Mauro
Felippe, desde a sua adolescência, sempre amou a cultura, os livros, pois como
Richard de Bury (1281-1345), bispo de Durham, condado da Inglaterra, ele sabia
que “o amor aos livros é amor à sabedoria”, conforme escreveu em latim esse
religioso, no capítulo XV da obra intitulada “Philobiblion”: amorem librorum, amore sapientiae constat
esse.
A
paixão de Mauro pela literatura e pelos expoentes desta, levou-o a retratar
Cervantes e o Quixote numa poesia. Definiu assim o fidalgo manchego: “um gênio
abstrato, atemporal”.
Na
poesia de Mauro Felippe os espelhos vivem, estremecem, palpitam, latejam como
as artérias, expressam sentimentos sutis, transmitem mensagens das profundezas
da alma. O argentino Jorge Luís Borges, cujo tema chave dos seus textos é o
eterno retorno, consubstanciado em símbolos e imagens, aplaudiria, cheio de
entusiasmo, a composição “Reflexos”, de Mauro Felippe, produzida no mês de maio
de 2016:
“Os espelhos do mundo,
Sempre estão cheios de pessoas às suas frentes
Vêm, automaticamente, aos seus encontros,
Para ver e matar as saudades latentes.
Sentem a falta dos que se viram
E se vão, não voltam mais.
De tristeza, oxidam-se e escurecem,
Fixados nas velhas paredes que não os deixam cair jamais.
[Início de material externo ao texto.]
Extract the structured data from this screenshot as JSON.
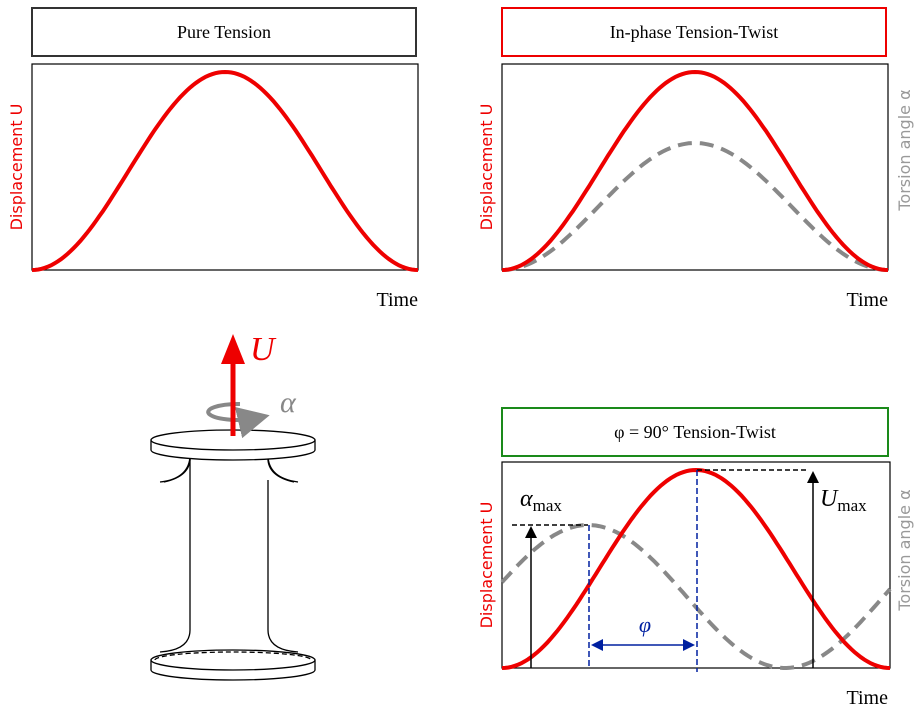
{
  "panels": [
    {
      "title": "Pure Tension",
      "y_label": "Displacement U",
      "x_label": "Time"
    },
    {
      "title": "In-phase Tension-Twist",
      "y_label": "Displacement U",
      "y2_label": "Torsion angle α",
      "x_label": "Time"
    },
    {
      "title": "φ = 90° Tension-Twist",
      "y_label": "Displacement U",
      "y2_label": "Torsion angle α",
      "x_label": "Time",
      "annotations": {
        "alpha_max": {
          "symbol": "α",
          "subscript": "max"
        },
        "u_max": {
          "symbol": "U",
          "subscript": "max"
        },
        "phase": "φ"
      }
    }
  ],
  "specimen": {
    "force_label": "U",
    "twist_label": "α"
  }
}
Quantas rugas avistaram, enquanto emoldurados,
Quantos corpos nus adiante – abstinentes,
Flagelos do tempo que, quando embaçados,
Refletem aos ventos os seres indecentes.
Os espelhos do mundo
Refletem menos os homens do que os seus adornos,
Sempre nos momentos que os desejarem,
Sempre para reinventarem seus egos, antes dos próximos
retornos.”
Castro
Alves, no soneto “Bárbora”, colocou estes versos:
“Um dorso
de Valquíria... alvo de bruma,
Pequenos
pés sob infantis artelhos,
Olhos
vivos, tão vivos como espelhos,
Mas como
eles sem chama alguma;”
Para
Mauro Felippe, no entanto, os espelhos tem labaredas, pois os vê como seres
reais. E acha, suponho, que eles podem sentir saudades das pessoas mortas.
O
mineiro Basílio da Gama (1741-1795), é autor destes versos, inseridos na poesia
“A declamação trágica”:
“Do vidro
que te engana, não sigas o conselho:
busca,
que dentro d’alma tens o melhor espelho”
Mas,
a rigor, na visão de Mauro Felippe, os espelhos também possuem alma e não são
apenas, num vidro, os reflexos dos corpos materiais.
O
verdadeiro poeta é capaz de ver a beleza até nas coisas que, de imediato, nos
parecem feias ou imundas. Eis a prova da nossa afirmativa, nos seguintes versos
de “A poça”, escritos por Mauro em julho de 2015:
“Na lama
inerte,
Intacta –
assentada,
Exposta
ao céu,...
Uma poça.
Poça de
água parada,
Sobre a
terra – sobre o barro,
Feita
pela chuva,
Que
sempre a transborda e após recua.
Na lama –
aquela poça
Cristalina
e crua,
Sobre o
humus barrento
Que no
seu reflexo se vê a lua.
E
até numa flor de plástico o hipersensível Mauro Felippe contemplou a beleza.
Admirem estes seus versos, nascidos nas vésperas do Natal de 2015:
“Era
apenas uma flor de plástico,
Como
àquelas encontradas aos milhares.
Barata –
artificial,
Composta
de pétalas cheias de pó.
Quem
poderia imaginar,
Ela
replicada em todos os cantos,
Nos
claros e nos escuros recantos,
Nas mesas
e sobre as lápides, no pó.
Ela pensa
em nós,
Mesmo
sendo de plástico,
Apenas
uma flor,
Colorida,
com pó.
Ornamenta
vasos e corações,
Como as
reais,
Não
murcha, só desbota.
Mas basta
perder uma pétala, que no lixo vira pó.”
Deduzimos,
portanto, de maneira absolutamente lógica: Mauro Felippe é um poeta filósofo,
como foram Augusto dos Anjos e Raul de Leoni em nossa literatura. Na sua poesia
o pensamento se harmoniza com o sentimento. Ambos não se chocam. Versos de sua
lavra, e cito aqui o poemeto “Assobia o canto triste”, revelam isto e provam
como filosofar, frequentes vezes, é também dulcificar a realidade. Shakespeare
não errou ao escrever estas palavras na cena quinta do ato terceiro da peça Romeu e Julieta:
“Filosofia, doce leite da adversidade!”